Eso lo comprendí durante aquel curso. El instructor, él mismo director de teatro, nos encerró un fin de semana y nos hizo sufrir. Bueno, no siempre. Por ejemplo, era agradable soltar, con toda la potencia posible, los sonidos de todas las vocales, uno a uno, hasta que se quedaba uno sin aire. Pero crear de improviso un personaje, en un pispás, y actuar como tal, ya hacía sudar, sobre todo porque el jefe no tragaba a menos que, en efecto, se dejara uno poseer por la tal criatura de ficción, por horripilante que fuera.
 
Imagen tomada de www.estudiosgala.com.El curso fue más trabajoso que hacer el corto, aunque llevó muchas horas filmar las pocas escenas de que se componía el invento. Una vez hechas, todo el mundo se puso muy contento, aunque nadie sabía qué iba a salir de allí. No se iba a saber hasta que se hubiera hecho el montaje. Jan colaboraba con una cooperativa de vídeoproducciones que tenía sus estudios en un centro cultural de Basilea. Y en ellos nos encerramos él y yo para visionar y montar el artefacto.
 
Durante varios días nos dedicamos a editar el vídeo filmado. Llevamos los sacos de dormir y no salimos salvo para tomar algo en el bar que allí mismo había. De tanto ver las escenas, todas nos parecían largas. Un segundo de imagen era, a veces, excesivo, y cortamos y cortamos hasta que quedó algo que nos gustaba, pero que debía de resultar ininteligible. Así se envió al que debía financiar el largometraje.
 
Y después de la acción, el vacío. Con una cámara de Jan me dediqué a hacer fotos por Basilea. Los de la cooperativa preparaban un proyecto artístico, consistente en tapar por un día todos los letreros de la ciudad, al estilo Christo. Yo, con menos ambición, instalé una cámara con trípode en un puente, esperaba a que pasara gente y cuando miraban hacia el objetivo hacía la instantánea. Así me entretenía y me alejaba de la convivencia con Jan, que volvía a ser difícil.
 
También recurría a la compañía de la gente que vivía en la Feldbergstrasse, donde se organizaban cenas y fiestas nocturnas.

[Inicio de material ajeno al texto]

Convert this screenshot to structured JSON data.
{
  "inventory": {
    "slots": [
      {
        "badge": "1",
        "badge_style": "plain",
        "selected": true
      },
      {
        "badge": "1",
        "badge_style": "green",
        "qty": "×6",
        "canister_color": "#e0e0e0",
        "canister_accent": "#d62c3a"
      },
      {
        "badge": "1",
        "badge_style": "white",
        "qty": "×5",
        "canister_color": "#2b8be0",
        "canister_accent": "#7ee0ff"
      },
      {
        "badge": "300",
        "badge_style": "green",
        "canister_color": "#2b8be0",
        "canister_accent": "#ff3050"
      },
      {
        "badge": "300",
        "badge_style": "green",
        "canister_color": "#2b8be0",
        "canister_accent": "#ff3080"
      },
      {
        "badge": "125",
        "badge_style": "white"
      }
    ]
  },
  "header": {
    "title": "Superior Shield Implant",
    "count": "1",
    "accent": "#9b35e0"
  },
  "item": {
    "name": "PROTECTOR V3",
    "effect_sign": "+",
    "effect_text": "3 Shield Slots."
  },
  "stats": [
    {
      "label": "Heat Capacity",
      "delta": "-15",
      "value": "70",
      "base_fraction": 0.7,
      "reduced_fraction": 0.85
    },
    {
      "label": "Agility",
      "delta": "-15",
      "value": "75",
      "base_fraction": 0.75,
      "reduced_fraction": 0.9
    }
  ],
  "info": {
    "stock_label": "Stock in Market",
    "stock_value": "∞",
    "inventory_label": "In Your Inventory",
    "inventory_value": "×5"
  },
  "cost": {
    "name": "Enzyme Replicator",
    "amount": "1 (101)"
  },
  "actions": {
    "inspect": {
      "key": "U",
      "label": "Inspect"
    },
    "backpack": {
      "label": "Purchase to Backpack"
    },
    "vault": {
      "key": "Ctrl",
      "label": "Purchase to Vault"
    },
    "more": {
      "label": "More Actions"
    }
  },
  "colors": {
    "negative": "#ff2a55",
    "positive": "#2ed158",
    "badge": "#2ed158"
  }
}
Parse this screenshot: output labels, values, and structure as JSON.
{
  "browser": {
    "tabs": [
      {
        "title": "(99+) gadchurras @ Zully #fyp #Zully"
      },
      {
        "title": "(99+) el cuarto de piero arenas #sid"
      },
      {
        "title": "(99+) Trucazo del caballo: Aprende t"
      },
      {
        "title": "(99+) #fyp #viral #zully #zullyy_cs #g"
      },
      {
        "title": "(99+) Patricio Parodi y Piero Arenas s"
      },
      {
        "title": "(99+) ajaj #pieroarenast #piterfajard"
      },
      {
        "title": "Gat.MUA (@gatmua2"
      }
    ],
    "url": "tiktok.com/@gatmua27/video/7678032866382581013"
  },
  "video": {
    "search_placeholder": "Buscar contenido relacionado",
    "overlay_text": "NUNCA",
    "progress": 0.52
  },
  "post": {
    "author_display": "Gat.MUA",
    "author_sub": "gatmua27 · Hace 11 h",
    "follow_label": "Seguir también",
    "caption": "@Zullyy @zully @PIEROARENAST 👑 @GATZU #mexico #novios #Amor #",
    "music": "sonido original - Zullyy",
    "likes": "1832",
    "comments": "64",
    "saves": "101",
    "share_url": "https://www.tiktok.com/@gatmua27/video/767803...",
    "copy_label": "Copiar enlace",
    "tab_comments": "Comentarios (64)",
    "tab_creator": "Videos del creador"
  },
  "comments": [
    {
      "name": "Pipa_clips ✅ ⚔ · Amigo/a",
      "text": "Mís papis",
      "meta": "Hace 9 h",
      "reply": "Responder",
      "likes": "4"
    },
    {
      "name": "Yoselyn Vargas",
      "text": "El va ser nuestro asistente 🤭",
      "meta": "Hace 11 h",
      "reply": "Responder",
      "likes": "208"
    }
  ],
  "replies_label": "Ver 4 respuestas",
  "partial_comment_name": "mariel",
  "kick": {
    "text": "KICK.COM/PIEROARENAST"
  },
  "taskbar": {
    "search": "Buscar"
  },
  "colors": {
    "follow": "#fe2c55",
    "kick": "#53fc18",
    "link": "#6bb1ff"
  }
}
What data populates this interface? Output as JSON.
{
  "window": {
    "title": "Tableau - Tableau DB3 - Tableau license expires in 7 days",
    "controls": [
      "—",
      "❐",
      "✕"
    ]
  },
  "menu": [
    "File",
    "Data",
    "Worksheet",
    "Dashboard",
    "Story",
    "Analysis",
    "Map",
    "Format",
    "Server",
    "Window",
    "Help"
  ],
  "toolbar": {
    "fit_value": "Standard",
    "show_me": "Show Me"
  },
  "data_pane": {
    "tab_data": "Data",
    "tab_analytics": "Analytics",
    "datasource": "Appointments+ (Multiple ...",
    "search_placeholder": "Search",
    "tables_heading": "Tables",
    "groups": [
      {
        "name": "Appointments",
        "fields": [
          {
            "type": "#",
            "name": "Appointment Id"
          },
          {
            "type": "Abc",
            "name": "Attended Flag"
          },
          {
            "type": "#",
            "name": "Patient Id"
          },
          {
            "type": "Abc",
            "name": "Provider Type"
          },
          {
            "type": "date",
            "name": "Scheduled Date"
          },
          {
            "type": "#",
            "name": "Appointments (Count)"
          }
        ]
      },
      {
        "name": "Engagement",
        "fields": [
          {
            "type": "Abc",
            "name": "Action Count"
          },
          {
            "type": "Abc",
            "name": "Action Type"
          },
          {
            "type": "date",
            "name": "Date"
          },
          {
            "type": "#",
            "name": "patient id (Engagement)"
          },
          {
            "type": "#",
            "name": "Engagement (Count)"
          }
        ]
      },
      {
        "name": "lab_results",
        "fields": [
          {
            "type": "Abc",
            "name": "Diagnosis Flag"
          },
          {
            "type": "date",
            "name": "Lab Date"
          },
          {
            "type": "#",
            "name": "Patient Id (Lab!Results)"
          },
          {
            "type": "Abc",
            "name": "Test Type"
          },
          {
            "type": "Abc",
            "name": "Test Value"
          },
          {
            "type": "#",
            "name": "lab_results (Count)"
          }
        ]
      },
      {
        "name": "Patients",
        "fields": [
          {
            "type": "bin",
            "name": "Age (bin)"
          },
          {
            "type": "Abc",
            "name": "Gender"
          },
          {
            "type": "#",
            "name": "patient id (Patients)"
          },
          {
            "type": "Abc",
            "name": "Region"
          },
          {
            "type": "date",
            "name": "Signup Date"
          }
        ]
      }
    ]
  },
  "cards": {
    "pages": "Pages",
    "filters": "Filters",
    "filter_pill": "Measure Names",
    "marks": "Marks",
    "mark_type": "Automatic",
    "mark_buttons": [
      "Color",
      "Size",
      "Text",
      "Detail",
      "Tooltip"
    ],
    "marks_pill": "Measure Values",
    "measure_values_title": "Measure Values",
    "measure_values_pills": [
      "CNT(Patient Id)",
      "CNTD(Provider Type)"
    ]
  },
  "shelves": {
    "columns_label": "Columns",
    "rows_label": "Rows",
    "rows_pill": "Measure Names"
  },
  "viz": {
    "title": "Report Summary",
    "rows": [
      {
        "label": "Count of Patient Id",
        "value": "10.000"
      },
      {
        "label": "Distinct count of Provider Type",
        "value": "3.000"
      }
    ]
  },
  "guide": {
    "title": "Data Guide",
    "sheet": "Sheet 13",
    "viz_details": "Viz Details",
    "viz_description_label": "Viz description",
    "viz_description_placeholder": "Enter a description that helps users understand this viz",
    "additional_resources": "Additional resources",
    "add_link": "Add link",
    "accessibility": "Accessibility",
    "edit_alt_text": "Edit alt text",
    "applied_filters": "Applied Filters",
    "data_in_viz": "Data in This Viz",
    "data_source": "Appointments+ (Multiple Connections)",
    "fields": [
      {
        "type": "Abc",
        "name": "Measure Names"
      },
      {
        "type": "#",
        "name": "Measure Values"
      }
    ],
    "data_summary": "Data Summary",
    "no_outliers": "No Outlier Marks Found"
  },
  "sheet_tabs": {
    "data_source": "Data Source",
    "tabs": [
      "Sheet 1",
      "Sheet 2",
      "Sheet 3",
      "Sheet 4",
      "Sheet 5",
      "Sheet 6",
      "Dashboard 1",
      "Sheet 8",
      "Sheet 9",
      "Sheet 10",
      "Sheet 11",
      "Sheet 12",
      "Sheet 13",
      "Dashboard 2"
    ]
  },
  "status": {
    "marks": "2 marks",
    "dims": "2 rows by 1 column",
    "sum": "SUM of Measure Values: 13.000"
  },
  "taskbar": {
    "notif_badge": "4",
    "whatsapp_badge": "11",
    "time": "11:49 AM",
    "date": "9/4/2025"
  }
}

Había en la casa lo que llamaban die Musikzimmer, un cuarto donde había un piano, una batería, guitarras eléctricas y algún instrumento más. Los que sabían tocar algo, y los que no sabíamos también, nos metíamos allí para unas jam sessions que sacaban de quicio a los vecinos. Alguna vez vino la policía para obligarnos a cerrar el chiringuito, al menos, por aquella noche.
 
El verano se aproximaba y los estudiantes de la casa se disponían a marchar de vacaciones. Iban a quedar por un tiempo algunas habitaciones libres. Jim, que era de Ginebra, me dijo que podía ocupar la suya si quería. Y allí me trasladé, para separarme de Jan. Algunos amigos trataron de mediar entre nosotros, pero habíamos llegado al cabo de la calle. Y me dispuse a pasar un verano agradable en una Basilea que desplegaba sus encantos en su paseo junto al Rin, su zona medieval y sus parques y bosques cercanos, junto a las altas chimeneas de las grandes fábricas de la industria química y farmacéutica.